Cotil continued to ask Roche about her adventures for hours. She covered everything from driving out mutant rats in sewers to fighting off marauding orcs. She even went through a few of the floors of Poloskis' Tower, something which Cotil did not apparently know the contents of. Cotil was thoroughly shocked at the brutality of some of the traps, particularly the one that dissected a person alive. Roche was glad that one was already triggered when she got to its room.

The day turned to evening, and the light in the ceiling turned from bright to dimmer purples. Roche could feel the weariness seep into her bones. Cotil seemed entirely innocent, which surprised Roche. Cotil show no inclination to eat, curse, transform, maim, torture, or otherwise do unspeakably unpleasant things to Roche.

Furthermore, Cotil was beautiful! Something about those snaking lengths of her body were just curves added to her form, not a repulsive worm. The scales glittering like gold! Those shining patches, iridescent like gems. Her sapphire eyes, lips, and hair were finer than any known material. It had been a long, long time since Roche had been with another woman, and she was feeling a bit of want now. The last time saw her discharged from the army.

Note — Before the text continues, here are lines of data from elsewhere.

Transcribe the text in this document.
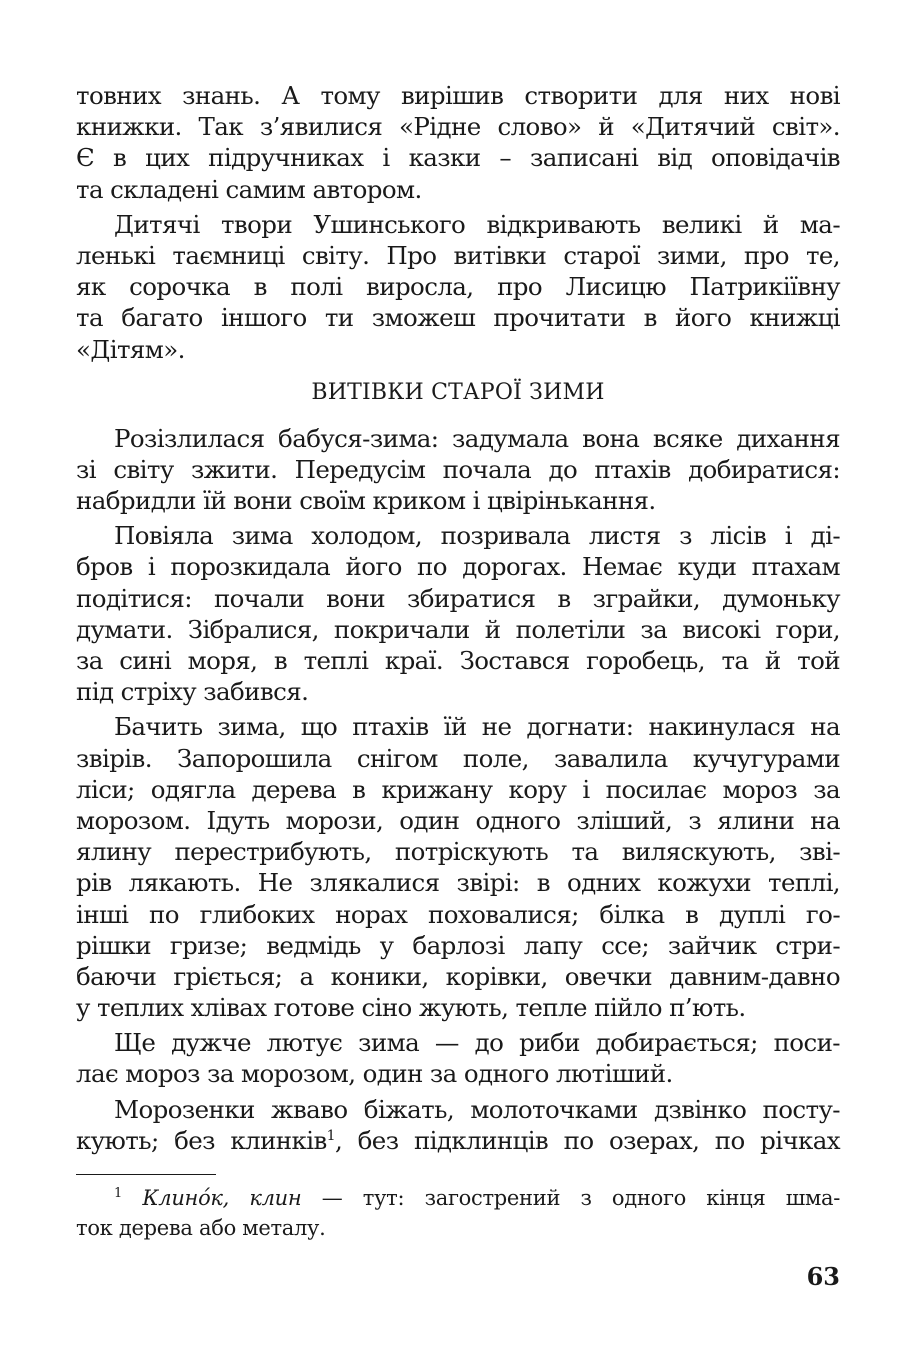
товних знань. А тому вирішив створити для них нові
книжки. Так з’явилися «Рідне слово» й «Дитячий світ».
Є в цих підручниках і казки – записані від оповідачів
та складені самим автором.
Дитячі твори Ушинського відкривають великі й ма-
ленькі таємниці світу. Про витівки старої зими, про те,
як сорочка в полі виросла, про Лисицю Патрикіївну
та багато іншого ти зможеш прочитати в його книжці
«Дітям».
ВИТІВКИ СТАРОЇ ЗИМИ
Розізлилася бабуся-зима: задумала вона всяке дихання
зі світу зжити. Передусім почала до птахів добиратися:
набридли їй вони своїм криком і цвірінькання.
Повіяла зима холодом, позривала листя з лісів і ді-
бров і порозкидала його по дорогах. Немає куди птахам
подітися: почали вони збиратися в зграйки, думоньку
думати. Зібралися, покричали й полетіли за високі гори,
за сині моря, в теплі краї. Зостався горобець, та й той
під стріху забився.
Бачить зима, що птахів їй не догнати: накинулася на
звірів. Запорошила снігом поле, завалила кучугурами
ліси; одягла дерева в крижану кору і посилає мороз за
морозом. Ідуть морози, один одного зліший, з ялини на
ялину перестрибують, потріскують та виляскують, зві-
рів лякають. Не злякалися звірі: в одних кожухи теплі,
інші по глибоких норах поховалися; білка в дуплі го-
рішки гризе; ведмідь у барлозі лапу ссе; зайчик стри-
баючи гріється; а коники, корівки, овечки давним-давно
у теплих хлівах готове сіно жують, тепле пійло п’ють.
Ще дужче лютує зима — до риби добирається; поси-
лає мороз за морозом, один за одного лютіший.
Морозенки жваво біжать, молоточками дзвінко посту-
кують; без клинків$^1$, без підклинців по озерах, по річках
$^1$ Клино́к, клин — тут: загострений з одного кінця шма-
ток дерева або металу.
63
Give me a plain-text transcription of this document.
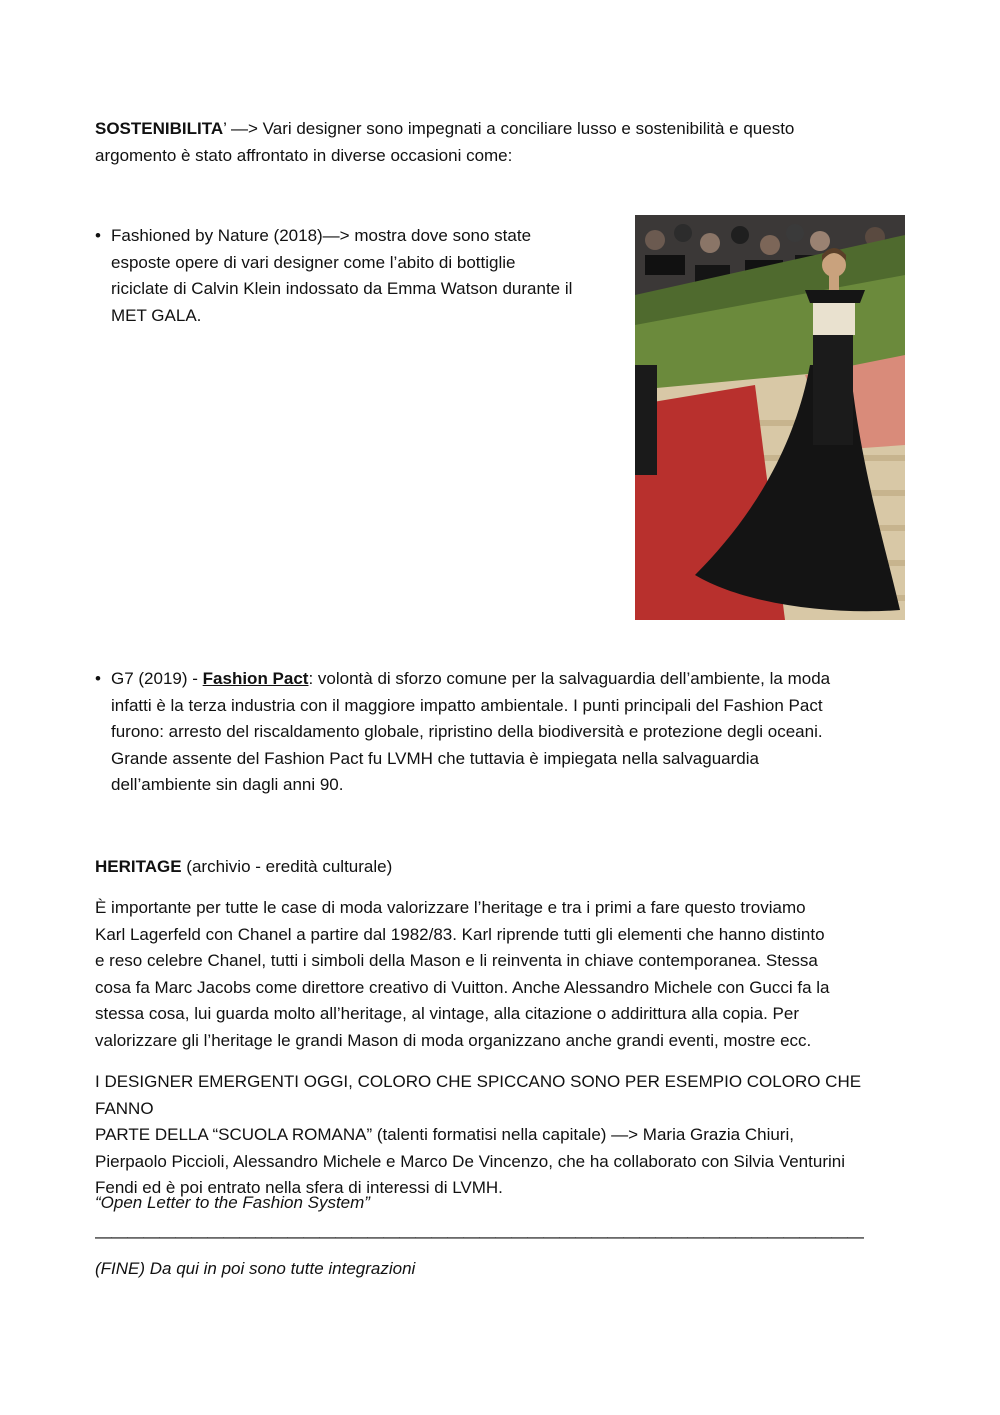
SOSTENIBILITA’ —> Vari designer sono impegnati a conciliare lusso e sostenibilità e questo

argomento è stato affrontato in diverse occasioni come:

• Fashioned by Nature (2018)—> mostra dove sono state
esposte opere di vari designer come l’abito di bottiglie
riciclate di Calvin Klein indossato da Emma Watson durante il
MET GALA.
• G7 (2019) - Fashion Pact: volontà di sforzo comune per la salvaguardia dell’ambiente, la moda
infatti è la terza industria con il maggiore impatto ambientale. I punti principali del Fashion Pact
furono: arresto del riscaldamento globale, ripristino della biodiversità e protezione degli oceani.
Grande assente del Fashion Pact fu LVMH che tuttavia è impiegata nella salvaguardia
dell’ambiente sin dagli anni 90.

HERITAGE (archivio - eredità culturale)

È importante per tutte le case di moda valorizzare l’heritage e tra i primi a fare questo troviamo
Karl Lagerfeld con Chanel a partire dal 1982/83. Karl riprende tutti gli elementi che hanno distinto
e reso celebre Chanel, tutti i simboli della Mason e li reinventa in chiave contemporanea. Stessa
cosa fa Marc Jacobs come direttore creativo di Vuitton. Anche Alessandro Michele con Gucci fa la
stessa cosa, lui guarda molto all’heritage, al vintage, alla citazione o addirittura alla copia. Per
valorizzare gli l’heritage le grandi Mason di moda organizzano anche grandi eventi, mostre ecc.
I DESIGNER EMERGENTI OGGI, COLORO CHE SPICCANO SONO PER ESEMPIO COLORO CHE FANNO
PARTE DELLA “SCUOLA ROMANA” (talenti formatisi nella capitale) —> Maria Grazia Chiuri,
Pierpaolo Piccioli, Alessandro Michele e Marco De Vincenzo, che ha collaborato con Silvia Venturini
Fendi ed è poi entrato nella sfera di interessi di LVMH.

“Open Letter to the Fashion System”

————————————————————————————————————————————————

(FINE) Da qui in poi sono tutte integrazioni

Finally, night's grasp was creeping in on Roche. Weeks spent climbing the tower forced her to sleep in the safety of stairwells or in rooms devoid of danger. She would appreciate it if, for once, she wouldn't have a paranoia-filled sleep. Roche started unbuckling her armor, removing plated gloves and linked curved parts of armor.

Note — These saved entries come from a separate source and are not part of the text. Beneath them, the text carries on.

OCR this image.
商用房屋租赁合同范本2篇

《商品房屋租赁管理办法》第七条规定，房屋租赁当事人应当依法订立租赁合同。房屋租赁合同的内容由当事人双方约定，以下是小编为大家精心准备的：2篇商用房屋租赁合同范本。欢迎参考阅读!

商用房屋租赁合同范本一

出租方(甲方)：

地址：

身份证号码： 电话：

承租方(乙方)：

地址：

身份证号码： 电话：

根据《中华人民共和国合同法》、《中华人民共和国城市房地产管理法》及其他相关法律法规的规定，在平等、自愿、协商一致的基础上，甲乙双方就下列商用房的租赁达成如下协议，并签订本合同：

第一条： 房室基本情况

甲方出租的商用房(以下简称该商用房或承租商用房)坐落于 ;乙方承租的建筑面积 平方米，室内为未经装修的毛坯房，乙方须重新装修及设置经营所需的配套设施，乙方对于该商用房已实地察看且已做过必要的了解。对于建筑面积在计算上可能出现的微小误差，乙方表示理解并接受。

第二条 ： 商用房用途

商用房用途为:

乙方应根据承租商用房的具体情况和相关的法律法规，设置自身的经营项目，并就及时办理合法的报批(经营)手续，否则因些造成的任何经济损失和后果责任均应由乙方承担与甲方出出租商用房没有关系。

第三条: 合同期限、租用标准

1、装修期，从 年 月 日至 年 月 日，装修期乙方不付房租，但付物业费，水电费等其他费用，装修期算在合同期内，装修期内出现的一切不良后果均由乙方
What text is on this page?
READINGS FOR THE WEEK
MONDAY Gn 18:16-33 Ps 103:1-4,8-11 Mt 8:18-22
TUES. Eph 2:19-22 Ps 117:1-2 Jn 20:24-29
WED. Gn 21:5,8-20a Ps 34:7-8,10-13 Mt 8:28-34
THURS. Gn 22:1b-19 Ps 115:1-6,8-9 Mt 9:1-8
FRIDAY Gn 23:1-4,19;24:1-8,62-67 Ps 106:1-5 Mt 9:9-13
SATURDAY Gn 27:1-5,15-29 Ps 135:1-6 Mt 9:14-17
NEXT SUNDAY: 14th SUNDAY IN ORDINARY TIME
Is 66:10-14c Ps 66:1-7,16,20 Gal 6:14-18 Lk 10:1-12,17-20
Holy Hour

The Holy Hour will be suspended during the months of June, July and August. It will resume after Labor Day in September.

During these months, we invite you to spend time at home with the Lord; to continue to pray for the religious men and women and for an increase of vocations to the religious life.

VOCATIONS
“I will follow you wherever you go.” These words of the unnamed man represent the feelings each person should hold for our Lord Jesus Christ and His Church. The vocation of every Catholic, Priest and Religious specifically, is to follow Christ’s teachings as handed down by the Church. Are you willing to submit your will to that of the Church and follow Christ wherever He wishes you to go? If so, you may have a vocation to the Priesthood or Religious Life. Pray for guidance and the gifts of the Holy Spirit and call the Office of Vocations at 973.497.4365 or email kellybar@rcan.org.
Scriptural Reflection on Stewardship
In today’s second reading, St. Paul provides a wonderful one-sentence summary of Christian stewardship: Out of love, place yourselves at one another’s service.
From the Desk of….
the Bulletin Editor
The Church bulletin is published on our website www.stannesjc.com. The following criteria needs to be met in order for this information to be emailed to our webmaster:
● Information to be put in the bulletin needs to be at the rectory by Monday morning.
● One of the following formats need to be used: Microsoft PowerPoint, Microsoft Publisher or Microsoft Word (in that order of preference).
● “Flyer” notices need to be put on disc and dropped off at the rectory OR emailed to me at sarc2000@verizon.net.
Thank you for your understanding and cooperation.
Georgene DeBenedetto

"Um, why are you removing your armor?" Cotil asked naively.

"It's getting towards night. You've had a thousand-year sleep, I've had walking up a thousand flight of stairs, if not more," Roche said, removing her breast-plate and revealing the cloth padding beneath it. She removed the metal skirt and leggings from her legs, then proceeded to remove the padded leggings and shirt that prevented the armor from pinching her.

Left in just a simple cloth shirt, pants, and boots, Roche organized her armor for ease of wearing. Cotil watched her intently. She could almost feel herself reflected in those blue eyes of Cotil's.

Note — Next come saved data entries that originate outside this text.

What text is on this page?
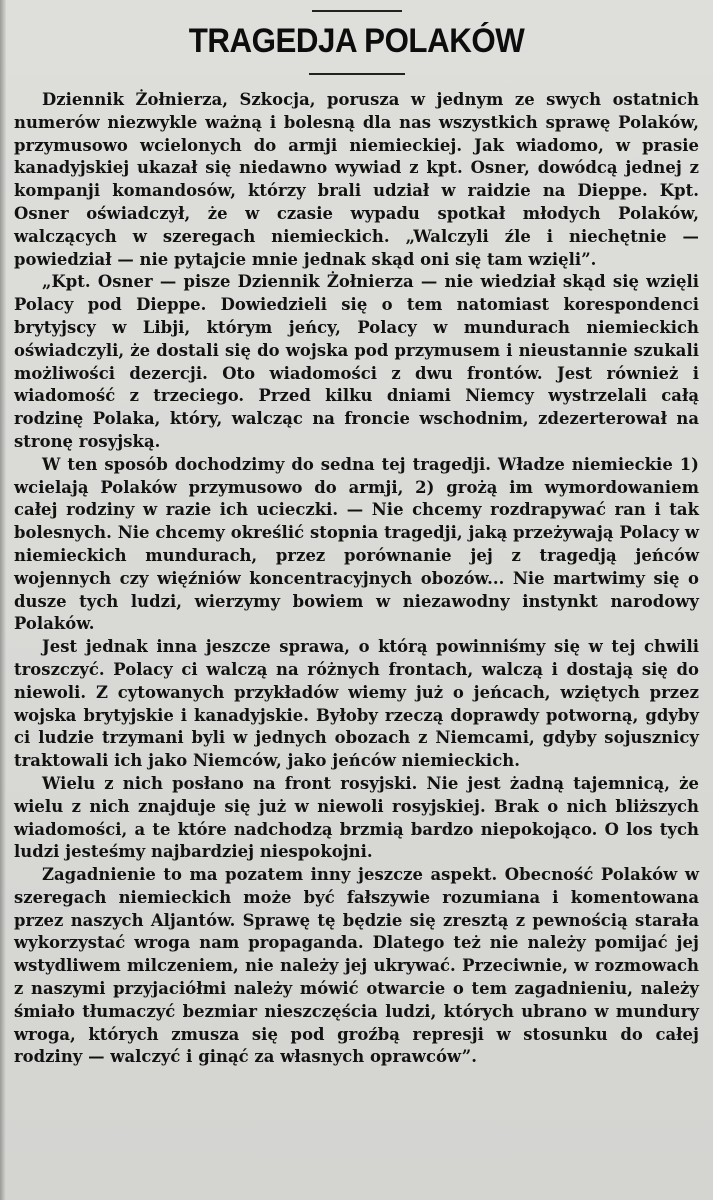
TRAGEDJA POLAKÓW

Dziennik Żołnierza, Szkocja, porusza w jednym ze swych ostatnich numerów niezwykle ważną i bolesną dla nas wszystkich sprawę Polaków, przymusowo wcielonych do armji niemieckiej. Jak wiadomo, w prasie kanadyjskiej ukazał się niedawno wywiad z kpt. Osner, dowódcą jednej z kompanji komandosów, którzy brali udział w raidzie na Dieppe. Kpt. Osner oświadczył, że w czasie wypadu spotkał młodych Polaków, walczących w szeregach niemieckich. „Walczyli źle i niechętnie — powiedział — nie pytajcie mnie jednak skąd oni się tam wzięli”.

„Kpt. Osner — pisze Dziennik Żołnierza — nie wiedział skąd się wzięli Polacy pod Dieppe. Dowiedzieli się o tem natomiast korespondenci brytyjscy w Libji, którym jeńcy, Polacy w mundurach niemieckich oświadczyli, że dostali się do wojska pod przymusem i nieustannie szukali możliwości dezercji. Oto wiadomości z dwu frontów. Jest również i wiadomość z trzeciego. Przed kilku dniami Niemcy wystrzelali całą rodzinę Polaka, który, walcząc na froncie wschodnim, zdezerterował na stronę rosyjską.

W ten sposób dochodzimy do sedna tej tragedji. Władze niemieckie 1) wcielają Polaków przymusowo do armji, 2) grożą im wymordowaniem całej rodziny w razie ich ucieczki. — Nie chcemy rozdrapywać ran i tak bolesnych. Nie chcemy określić stopnia tragedji, jaką przeżywają Polacy w niemieckich mundurach, przez porównanie jej z tragedją jeńców wojennych czy więźniów koncentracyjnych obozów... Nie martwimy się o dusze tych ludzi, wierzymy bowiem w niezawodny instynkt narodowy Polaków.

Jest jednak inna jeszcze sprawa, o którą powinniśmy się w tej chwili troszczyć. Polacy ci walczą na różnych frontach, walczą i dostają się do niewoli. Z cytowanych przykładów wiemy już o jeńcach, wziętych przez wojska brytyjskie i kanadyjskie. Byłoby rzeczą doprawdy potworną, gdyby ci ludzie trzymani byli w jednych obozach z Niemcami, gdyby sojusznicy traktowali ich jako Niemców, jako jeńców niemieckich.

Wielu z nich posłano na front rosyjski. Nie jest żadną tajemnicą, że wielu z nich znajduje się już w niewoli rosyjskiej. Brak o nich bliższych wiadomości, a te które nadchodzą brzmią bardzo niepokojąco. O los tych ludzi jesteśmy najbardziej niespokojni.

Zagadnienie to ma pozatem inny jeszcze aspekt. Obecność Polaków w szeregach niemieckich może być fałszywie rozumiana i komentowana przez naszych Aljantów. Sprawę tę będzie się zresztą z pewnością starała wykorzystać wroga nam propaganda. Dlatego też nie należy pomijać jej wstydliwem milczeniem, nie należy jej ukrywać. Przeciwnie, w rozmowach z naszymi przyjaciółmi należy mówić otwarcie o tem zagadnieniu, należy śmiało tłumaczyć bezmiar nieszczęścia ludzi, których ubrano w mundury wroga, których zmusza się pod groźbą represji w stosunku do całej rodziny — walczyć i ginąć za własnych oprawców”.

Underneath the armor, Roche was strong in body. She had to be, tramping about in metal armor and swinging a sword about. Yet a layer of fat rounded it out into appreciable curves. Her distant orcish traces gave her a certain firmness to her traits, her breasts still standing proud.

"Won't you be uncomfortable?" Cotil asked.

"I've slept on worse," Roche said, sliding her boots off. Cotil was studying a long scar down Roche's arm. It was just a scratch when she got it. Nothing remotely crippling, but the long cut's mark had remained none the less. "If you're concerned for me, you're welcome to snuggle with me."

Roche caught Cotil's bluish blush. "A-are you serious?" Cotil stammered out.

"Yeah, totally. I don't mind."

Roche set her pack and bunched it to form a makeshift pillow and settled down to sleep. Soon, the light from above vanished entirely, plunging the forested room into a night-like blackness that Roche's eyes adjusted to.

The only sounds that pervaded the darkness was the gentle scraping of Cotil's scales. It made sense. If Roche was asleep for as long as Cotil was, she wouldn't be sleepy for years. Still, if Cotil had decided to settle herself down to Roche, she would not have minded those long, shimmering coils.

Something warm pressed against her back and a cloth was thrown over her body like a blanket. Roche mumbled something in protest, and the scrape of scales on stone carried around her. Roche heard Cotil whisper, "Sorry, I was cold."

"S'all right'" Roche mumbled back.

It wasn't long before Roche felt two soft orbs press into the back of her shirt. A hip-like section of serpent body followed soon after, pressing against Roche's butt. If she wiggled her toes, then she could tickle the smooth scales of a length of coil, or, with some maneuvering, Roche could use a coil as another pillow. Finally, a restless, worrying arm crossed over her waist, as if to hug her.

Roche waited before saying, "Yer lonely?"